D'ores et déjà, à travers les deux principaux secteurs du transport et du logement, soit 70 % des consommations d'énergie et des émissions de GES, les efforts commencent à payer. Au regard de ces deux indicateurs, l'impact du transport routier demeure relativement stable entre 2003 et 2016, malgré une hausse de la population et, donc, des déplacements.
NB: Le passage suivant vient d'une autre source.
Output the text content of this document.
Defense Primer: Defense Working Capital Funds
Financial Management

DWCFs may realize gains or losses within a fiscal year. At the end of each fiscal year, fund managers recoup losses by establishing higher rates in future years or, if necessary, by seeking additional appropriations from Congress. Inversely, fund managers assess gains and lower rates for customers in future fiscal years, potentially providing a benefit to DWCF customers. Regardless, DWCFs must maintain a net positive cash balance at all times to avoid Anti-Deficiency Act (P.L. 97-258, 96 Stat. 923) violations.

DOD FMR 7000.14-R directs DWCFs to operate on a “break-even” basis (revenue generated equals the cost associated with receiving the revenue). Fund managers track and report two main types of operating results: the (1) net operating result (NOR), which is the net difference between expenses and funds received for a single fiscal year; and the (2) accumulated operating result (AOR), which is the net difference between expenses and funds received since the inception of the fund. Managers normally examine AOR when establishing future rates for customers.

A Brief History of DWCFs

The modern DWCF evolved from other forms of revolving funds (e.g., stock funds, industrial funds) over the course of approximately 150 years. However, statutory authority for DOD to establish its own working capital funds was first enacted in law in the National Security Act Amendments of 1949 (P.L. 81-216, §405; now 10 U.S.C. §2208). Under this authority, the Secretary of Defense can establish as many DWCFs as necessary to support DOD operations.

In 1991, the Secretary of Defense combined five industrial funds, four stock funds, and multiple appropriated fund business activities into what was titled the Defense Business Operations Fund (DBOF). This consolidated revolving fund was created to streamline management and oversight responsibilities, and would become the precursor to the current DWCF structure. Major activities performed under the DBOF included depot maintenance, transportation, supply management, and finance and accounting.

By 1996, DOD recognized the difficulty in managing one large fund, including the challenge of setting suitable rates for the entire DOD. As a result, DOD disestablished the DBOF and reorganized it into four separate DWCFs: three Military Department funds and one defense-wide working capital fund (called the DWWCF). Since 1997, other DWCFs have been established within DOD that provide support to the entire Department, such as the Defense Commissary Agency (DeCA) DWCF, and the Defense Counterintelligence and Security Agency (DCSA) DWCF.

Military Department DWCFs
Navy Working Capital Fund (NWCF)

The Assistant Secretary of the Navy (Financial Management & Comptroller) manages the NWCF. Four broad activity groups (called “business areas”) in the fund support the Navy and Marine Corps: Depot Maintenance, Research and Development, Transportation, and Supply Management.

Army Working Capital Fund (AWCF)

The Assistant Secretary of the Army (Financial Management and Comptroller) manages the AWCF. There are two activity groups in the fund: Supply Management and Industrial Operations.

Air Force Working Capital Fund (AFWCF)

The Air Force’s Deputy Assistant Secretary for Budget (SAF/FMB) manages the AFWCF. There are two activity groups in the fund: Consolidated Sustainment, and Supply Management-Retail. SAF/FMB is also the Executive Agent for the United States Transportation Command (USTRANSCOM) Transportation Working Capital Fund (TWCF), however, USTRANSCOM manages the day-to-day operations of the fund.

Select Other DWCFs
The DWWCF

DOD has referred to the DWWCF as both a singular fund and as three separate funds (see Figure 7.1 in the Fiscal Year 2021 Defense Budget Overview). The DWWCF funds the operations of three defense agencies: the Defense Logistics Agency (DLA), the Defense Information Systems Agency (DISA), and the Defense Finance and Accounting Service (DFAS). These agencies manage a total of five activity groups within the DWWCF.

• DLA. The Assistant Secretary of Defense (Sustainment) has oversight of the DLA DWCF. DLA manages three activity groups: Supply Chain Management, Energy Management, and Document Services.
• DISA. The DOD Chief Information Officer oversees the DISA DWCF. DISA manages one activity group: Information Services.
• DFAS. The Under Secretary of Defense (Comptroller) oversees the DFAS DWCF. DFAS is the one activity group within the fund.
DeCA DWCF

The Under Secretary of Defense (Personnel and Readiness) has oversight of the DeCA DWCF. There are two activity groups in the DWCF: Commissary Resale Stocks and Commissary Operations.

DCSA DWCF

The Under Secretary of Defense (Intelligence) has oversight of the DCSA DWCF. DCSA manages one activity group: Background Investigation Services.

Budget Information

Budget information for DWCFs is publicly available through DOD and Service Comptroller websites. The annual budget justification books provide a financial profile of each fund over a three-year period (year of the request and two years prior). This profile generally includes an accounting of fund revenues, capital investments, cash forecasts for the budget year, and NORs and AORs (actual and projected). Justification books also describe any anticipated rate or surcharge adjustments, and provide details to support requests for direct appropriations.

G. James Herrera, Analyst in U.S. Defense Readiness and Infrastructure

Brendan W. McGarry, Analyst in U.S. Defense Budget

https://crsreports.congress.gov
« Cela provient des améliorations technologiques du parc de véhicules et des mesures mises en place par Nantes Métropole », note le rapport Basemis. En forte croissance depuis 2003, le parc immobilier enregistre une baisse des consommations par habitant. « L'efficacité énergétique des bâtiments est également visible », précise l'inventaire. C'est peut-être à travers le type d'énergie utilisé que le changement de comportement s'avère le plus marqué avec une diminution sensible des produits pétroliers au profit de l'électricité. Si Nantes reste, en valeur absolue, la commune de la métropole la plus émettrice de GES, ses émissions par habitant ont diminué de 25 % et sont plus faibles que la moyenne de l'agglomération, où la part des énergies renouvelables a crû de 73 % depuis 2008.
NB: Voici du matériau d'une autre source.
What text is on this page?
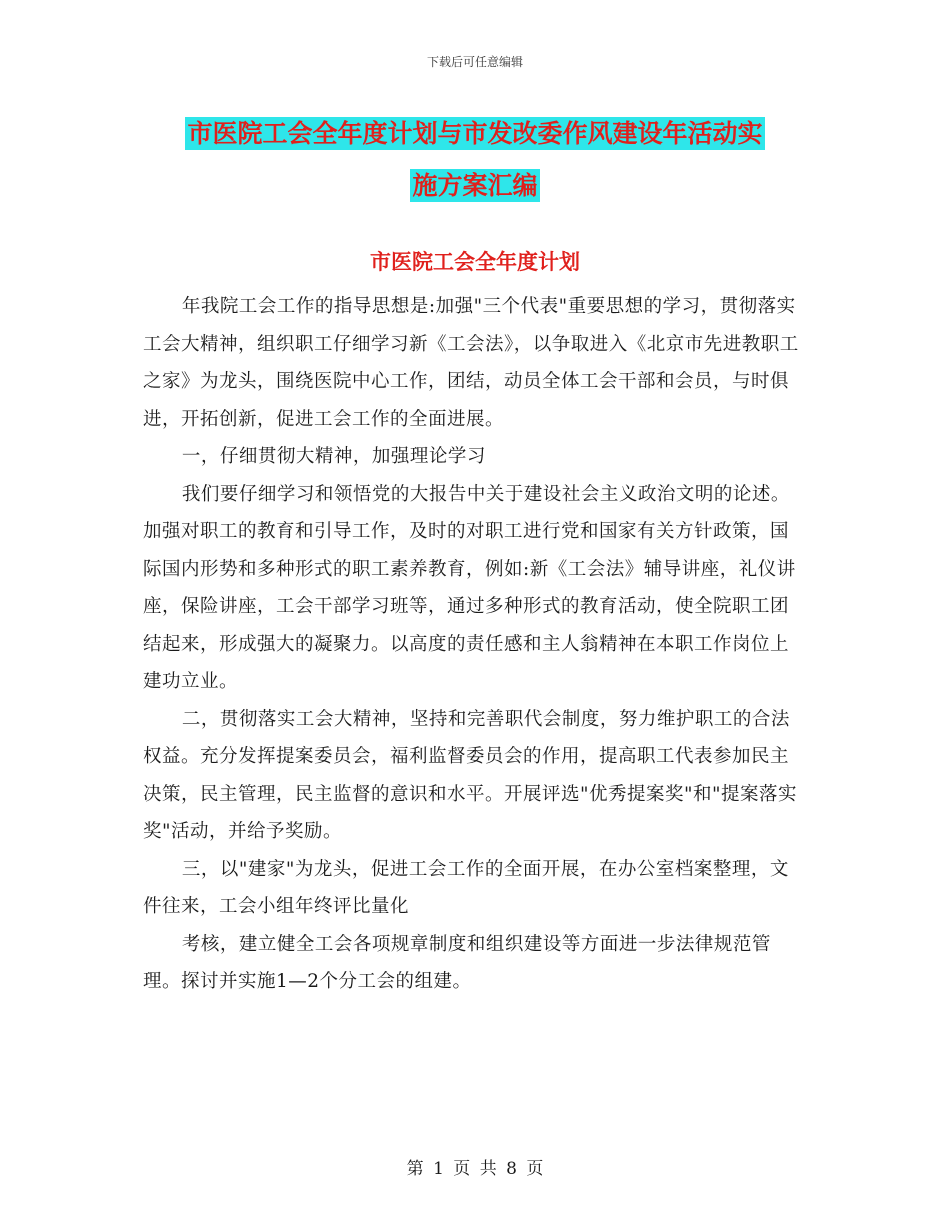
下载后可任意编辑
市医院工会全年度计划与市发改委作风建设年活动实
施方案汇编
市医院工会全年度计划

年我院工会工作的指导思想是:加强"三个代表"重要思想的学习，贯彻落实工会大精神，组织职工仔细学习新《工会法》，以争取进入《北京市先进教职工之家》为龙头，围绕医院中心工作，团结，动员全体工会干部和会员，与时俱进，开拓创新，促进工会工作的全面进展。

一，仔细贯彻大精神，加强理论学习

我们要仔细学习和领悟党的大报告中关于建设社会主义政治文明的论述。加强对职工的教育和引导工作，及时的对职工进行党和国家有关方针政策，国际国内形势和多种形式的职工素养教育，例如:新《工会法》辅导讲座，礼仪讲座，保险讲座，工会干部学习班等，通过多种形式的教育活动，使全院职工团结起来，形成强大的凝聚力。以高度的责任感和主人翁精神在本职工作岗位上建功立业。

二，贯彻落实工会大精神，坚持和完善职代会制度，努力维护职工的合法权益。充分发挥提案委员会，福利监督委员会的作用，提高职工代表参加民主决策，民主管理，民主监督的意识和水平。开展评选"优秀提案奖"和"提案落实奖"活动，并给予奖励。

三，以"建家"为龙头，促进工会工作的全面开展，在办公室档案整理，文件往来，工会小组年终评比量化

考核，建立健全工会各项规章制度和组织建设等方面进一步法律规范管理。探讨并实施1—2个分工会的组建。

第 1 页 共 8 页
Le scénario à la nantaise est-il dans les clous du Giec... oui ou non ?

« Ces données nous confortent dans notre stratégie. L'augmentation des puits de carbone par l'introduction de la nature en ville est en cours. Le Plum va nous permettre de diminuer de 50 % la consommation des espaces naturels et forestiers par rapport à 2004-2014, les forêts urbaines doivent passer de 12 à 36 hectares d'ici à 2020, les véhicules diesel du transport public seront supprimés au cours des prochaines années. Nous venons de mettre en oeuvre un Projet alimentaire territorial pour notamment favoriser les circuits courts, le projet de nouvelle gare ferroviaire comprendra 60 % d'espaces verts, les 32 000 m2 de toiture du Marché d'intérêt national seront entièrement recouverts de panneaux photo-voltaïques... Nous sommes dans une stratégie globale et transversale », égrène la présidente de la Métropole, labellisée Cit'ergie en 2015. « Ce qui nous permet d'avoir un regard extérieur et un référentiel européen sur nos démarches. »
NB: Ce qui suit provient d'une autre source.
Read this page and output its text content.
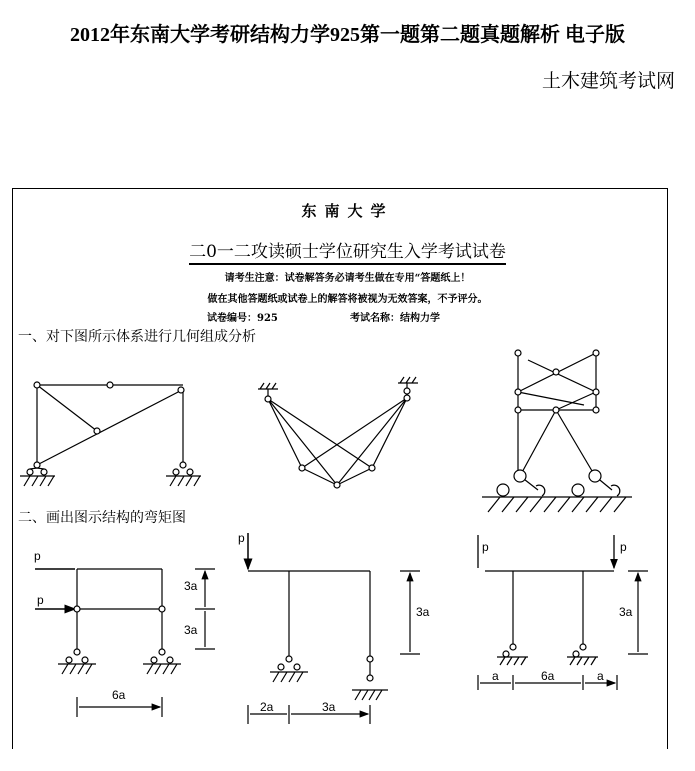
2012年东南大学考研结构力学925第一题第二题真题解析 电子版
土木建筑考试网
东南大学
二0一二攻读硕士学位研究生入学考试试卷
请考生注意：试卷解答务必请考生做在专用“答题纸上！
做在其他答题纸或试卷上的解答将被视为无效答案，不予评分。
试卷编号：925	考试名称：结构力学
一、对下图所示体系进行几何组成分析
二、画出图示结构的弯矩图
p
p
3a
3a
6a
p
3a
2a	3a
p	p
3a
a	6a	a
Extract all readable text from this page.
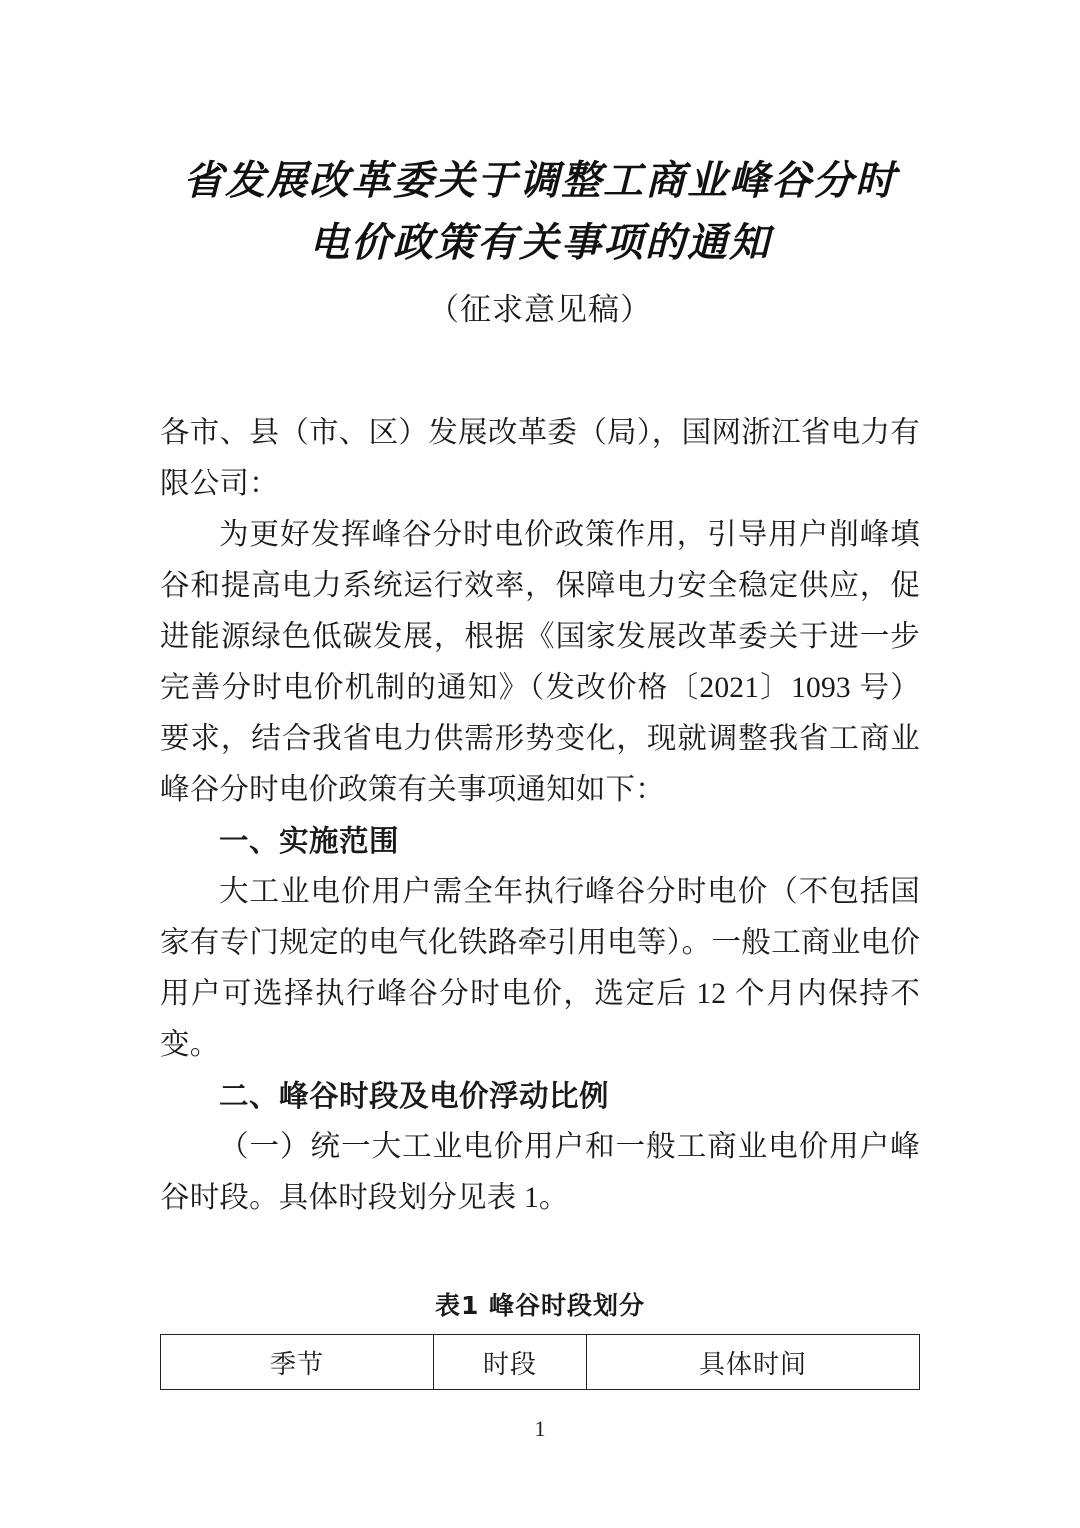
省发展改革委关于调整工商业峰谷分时
电价政策有关事项的通知
（征求意见稿）

各市、县（市、区）发展改革委（局），国网浙江省电力有限公司：

为更好发挥峰谷分时电价政策作用，引导用户削峰填谷和提高电力系统运行效率，保障电力安全稳定供应，促进能源绿色低碳发展，根据《国家发展改革委关于进一步完善分时电价机制的通知》（发改价格〔2021〕1093 号）要求，结合我省电力供需形势变化，现就调整我省工商业峰谷分时电价政策有关事项通知如下：

一、实施范围

大工业电价用户需全年执行峰谷分时电价（不包括国家有专门规定的电气化铁路牵引用电等）。一般工商业电价用户可选择执行峰谷分时电价，选定后 12 个月内保持不变。

二、峰谷时段及电价浮动比例

（一）统一大工业电价用户和一般工商业电价用户峰谷时段。具体时段划分见表 1。

表1 峰谷时段划分
季节	时段	具体时间
1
Le scénario à la nantaise est-il en accord avec les objectifs du Giec ? « On y est clairement, affirme Johanna Rolland. En ajoutant même une dimension qui consiste à toucher la diversité des Nantais, y compris les plus modestes. »

Pour Julien Dossier, le fondateur de la société d'études et de conseil en stratégies bas carbone Quattro-libri, coauteur du rapport « Paris, vers la neutralité carbone en 2050 », le compte n'y est pas tout à fait. « Certes, Nantes a historiquement inscrit la transition énergétique dans sa culture locale. Elle symbolise le retrait de la voiture en ville, elle encourage la pratique du vélo, n'a pas usurpé son titre de capitale verte. Si elle a accueilli les sommets Ecocity ou Climate Chance, ce n'est pas un hasard, mais aller vers la neutralité carbone impose un examen d'une autre nature et une autre vision, avec un retroplanning sur 31 ans. La trajectoire vers la neutralité carbone, nécessaire pour atteindre les objectifs du Giec, impose de repenser en profondeur les modes de consommation, d'alimentation, de déplacements, de construction. À Nantes, l'abandon de l'aéroport NNDL est une opportunité à saisir. D'autres secteurs, comme le tourisme, le sport - on parle de construire un nouveau stade plutôt que de rénover l'ancien - ou le développement économique, ne sont pas encore au service de la neutralité carbone. Or, c'est bien aux villes et aux réseaux de villes de peser sur les stratégies d'investissement des industriels, et de pousser les États à adopter des normes nationales plus ambitieuses. »

Il préférerait une ligne verte dessinée par Le Voyage à Nantes qui relie des oeuvres d'art contemporain dans la ville, mais aussi des lieux où s'opèrent les changements d'usages vers la neutralité carbone. De la pédagogie par la culture.